BTQ's Bitcoin Quantum Testnet and "Old BTC" Risk, Explained
Briefly

"The idea is that BTQ would replace Bitcoin's current signature scheme with ML-DSA, the module-lattice signature standard formalized by the National Institute of Standards and Technology (NIST) as Federal Information Processing Standard (FIPS) 204, for post-quantum security assumptions. It is worth remembering that in most Bitcoin quantum-threat models, the key precondition is public-key exposure. If a public key is already visible onchain, a sufficiently capable future quantum computer could, in theory, attempt to recover the corresponding private key offline."
"Most Bitcoin quantum-risk discussions focus on digital signatures, not on Bitcoin's coin supply or the idea that a quantum computer could magically guess random wallets. The specific concern is that a cryptographically relevant quantum computer (CRQC) could run Shor's algorithm to solve the discrete logarithm problem efficiently enough to derive a private key from a known public key, undermining both the Elliptic Curve Digital Signature Algorithm (ECDSA) and Schnorr-based signing."

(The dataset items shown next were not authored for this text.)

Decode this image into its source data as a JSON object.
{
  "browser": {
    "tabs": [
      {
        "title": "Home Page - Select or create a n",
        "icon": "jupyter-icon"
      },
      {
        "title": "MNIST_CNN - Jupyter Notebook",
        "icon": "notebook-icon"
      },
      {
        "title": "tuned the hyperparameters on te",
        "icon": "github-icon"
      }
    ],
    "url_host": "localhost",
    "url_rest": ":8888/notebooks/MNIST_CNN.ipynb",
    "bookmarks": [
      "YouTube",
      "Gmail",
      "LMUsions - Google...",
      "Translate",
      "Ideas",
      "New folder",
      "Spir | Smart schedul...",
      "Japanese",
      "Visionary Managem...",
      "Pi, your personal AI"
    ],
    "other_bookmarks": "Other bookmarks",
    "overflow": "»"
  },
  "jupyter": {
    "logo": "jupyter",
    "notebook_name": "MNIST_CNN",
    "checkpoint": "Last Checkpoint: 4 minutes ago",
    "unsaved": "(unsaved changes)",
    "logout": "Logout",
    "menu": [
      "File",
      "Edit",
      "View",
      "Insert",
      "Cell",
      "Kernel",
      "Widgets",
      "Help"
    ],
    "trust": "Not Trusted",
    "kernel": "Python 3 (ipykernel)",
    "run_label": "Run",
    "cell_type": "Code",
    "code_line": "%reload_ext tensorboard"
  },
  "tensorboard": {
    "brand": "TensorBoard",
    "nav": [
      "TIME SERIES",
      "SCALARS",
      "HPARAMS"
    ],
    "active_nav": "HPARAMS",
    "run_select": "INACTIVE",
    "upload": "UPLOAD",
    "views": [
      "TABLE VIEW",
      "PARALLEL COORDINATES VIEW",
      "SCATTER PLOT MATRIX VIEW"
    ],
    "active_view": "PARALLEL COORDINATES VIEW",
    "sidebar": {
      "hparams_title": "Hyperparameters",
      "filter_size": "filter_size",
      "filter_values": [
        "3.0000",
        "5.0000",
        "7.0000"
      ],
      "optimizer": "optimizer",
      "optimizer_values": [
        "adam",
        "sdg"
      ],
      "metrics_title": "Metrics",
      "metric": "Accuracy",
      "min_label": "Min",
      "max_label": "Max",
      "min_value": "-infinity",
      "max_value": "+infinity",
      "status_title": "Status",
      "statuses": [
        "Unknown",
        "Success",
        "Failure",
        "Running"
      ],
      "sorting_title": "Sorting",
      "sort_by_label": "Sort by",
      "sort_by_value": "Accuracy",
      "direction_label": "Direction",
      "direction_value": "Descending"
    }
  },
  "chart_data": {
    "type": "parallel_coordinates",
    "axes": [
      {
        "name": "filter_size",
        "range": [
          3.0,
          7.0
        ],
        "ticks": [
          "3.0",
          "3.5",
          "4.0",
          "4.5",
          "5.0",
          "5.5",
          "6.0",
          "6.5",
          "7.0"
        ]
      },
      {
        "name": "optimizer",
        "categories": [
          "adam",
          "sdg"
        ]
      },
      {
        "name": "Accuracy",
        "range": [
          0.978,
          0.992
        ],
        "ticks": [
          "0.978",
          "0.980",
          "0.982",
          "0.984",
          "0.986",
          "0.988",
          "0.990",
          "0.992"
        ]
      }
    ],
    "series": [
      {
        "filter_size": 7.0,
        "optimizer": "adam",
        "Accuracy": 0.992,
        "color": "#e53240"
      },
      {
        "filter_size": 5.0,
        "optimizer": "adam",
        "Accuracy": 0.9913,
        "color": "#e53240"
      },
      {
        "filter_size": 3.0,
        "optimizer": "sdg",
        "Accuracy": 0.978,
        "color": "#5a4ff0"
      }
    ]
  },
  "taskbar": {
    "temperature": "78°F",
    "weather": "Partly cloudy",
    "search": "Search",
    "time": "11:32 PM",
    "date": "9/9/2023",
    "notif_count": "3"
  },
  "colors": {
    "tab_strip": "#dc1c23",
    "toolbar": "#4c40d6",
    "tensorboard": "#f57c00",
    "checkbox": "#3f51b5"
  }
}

BTQ Technologies launched a Bitcoin Quantum testnet on Jan. 12, 2026 to trial post-quantum signatures in a Bitcoin-like network separate from mainnet governance. BTQ plans to replace Bitcoin's current signature scheme with ML-DSA, the module-lattice standard formalized by NIST as FIPS 204, to provide post-quantum security assumptions. Post-quantum signature schemes increase transaction sizes and block-space demands significantly. Bitcoin's dominant quantum threat model depends on public-key exposure: if a public key is visible onchain, a cryptographically relevant quantum computer could use Shor's algorithm to derive the private key, threatening ECDSA and Schnorr signatures. Legacy output types and address reuse concentrate old-BTC risk.